Während man in Deutschland die Mobilität geradezu zwanghaft elektrifizieren will, fährt man in den USA weiterhin auf Hubraum ab. Und weil das so ist, hat man bei Dodge gleich mal richtig zugeschlagen und von der hauseigenen Sportabteilung SRT ein neues Power-Trio von der Leine gelassen. Den Durango SRT Hellcat, den Charger SRT Hellcat Redeye und den Challenger SRT Super Stock. Alle drei tragen unter der Haube den schon seit geraumer Zeit bei SRT verbauten 6,2-Liter-Hemi-V8 mit Kompressor-Aufladung unter der Haube.

Stark und Schnell

Und weil das so ist, kann der erstgenannte, also der Durango SRT Hellcat, sich auch gleich mal einen Weltrekord an die Felge heften.
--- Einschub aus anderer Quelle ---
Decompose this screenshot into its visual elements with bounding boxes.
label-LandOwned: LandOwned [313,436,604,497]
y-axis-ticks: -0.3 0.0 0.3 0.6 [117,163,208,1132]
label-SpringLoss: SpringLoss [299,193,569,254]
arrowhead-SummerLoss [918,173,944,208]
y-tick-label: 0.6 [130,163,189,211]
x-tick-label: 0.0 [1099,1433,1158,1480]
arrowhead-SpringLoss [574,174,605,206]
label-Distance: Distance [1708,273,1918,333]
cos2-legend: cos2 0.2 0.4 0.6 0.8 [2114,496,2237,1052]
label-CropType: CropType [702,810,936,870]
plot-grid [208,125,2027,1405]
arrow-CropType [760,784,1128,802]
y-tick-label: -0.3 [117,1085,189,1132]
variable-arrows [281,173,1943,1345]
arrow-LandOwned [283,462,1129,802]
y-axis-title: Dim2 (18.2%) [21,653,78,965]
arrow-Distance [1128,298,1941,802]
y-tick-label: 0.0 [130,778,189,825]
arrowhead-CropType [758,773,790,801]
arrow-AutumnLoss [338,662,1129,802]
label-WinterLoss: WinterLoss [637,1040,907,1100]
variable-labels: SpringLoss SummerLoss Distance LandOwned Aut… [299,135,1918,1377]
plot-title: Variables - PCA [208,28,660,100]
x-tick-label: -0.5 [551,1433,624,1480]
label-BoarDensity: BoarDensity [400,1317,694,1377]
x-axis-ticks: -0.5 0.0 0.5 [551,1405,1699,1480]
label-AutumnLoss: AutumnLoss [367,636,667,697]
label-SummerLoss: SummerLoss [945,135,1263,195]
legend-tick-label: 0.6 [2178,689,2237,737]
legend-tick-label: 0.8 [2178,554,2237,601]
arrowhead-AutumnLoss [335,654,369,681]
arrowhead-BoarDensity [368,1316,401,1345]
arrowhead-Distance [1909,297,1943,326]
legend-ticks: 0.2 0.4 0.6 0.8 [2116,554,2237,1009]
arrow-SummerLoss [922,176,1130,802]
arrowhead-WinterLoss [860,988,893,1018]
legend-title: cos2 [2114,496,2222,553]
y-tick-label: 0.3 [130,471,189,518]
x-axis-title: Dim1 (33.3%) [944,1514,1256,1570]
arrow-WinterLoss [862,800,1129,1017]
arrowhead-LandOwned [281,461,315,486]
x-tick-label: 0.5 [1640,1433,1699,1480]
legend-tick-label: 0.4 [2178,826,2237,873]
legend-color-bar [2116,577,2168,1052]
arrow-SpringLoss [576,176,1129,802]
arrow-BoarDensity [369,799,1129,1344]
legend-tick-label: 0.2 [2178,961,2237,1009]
Denn die aus dem Treibsatz resultierenden 720 PS und das maximale Drehmoment von 875 Newtonmeter, machen dieses über fünf Meter lange und mindestens 2,5 Tonnen schwere Trum zum stärksten SUV der Welt. Auf gerader Strecke ballert der V8 das Hyper-SUV in unter vier Sekunden auf Landstraßentempo und SRT verspricht eine Endgeschwindigkeit jenseits von 290 km/h. Nach US-amerikanischen Maßstäben heißt das dann, dass die Viertelmeile, also 402,34 Meter, in 11,5 Sekunden hinter dem Durango liegen.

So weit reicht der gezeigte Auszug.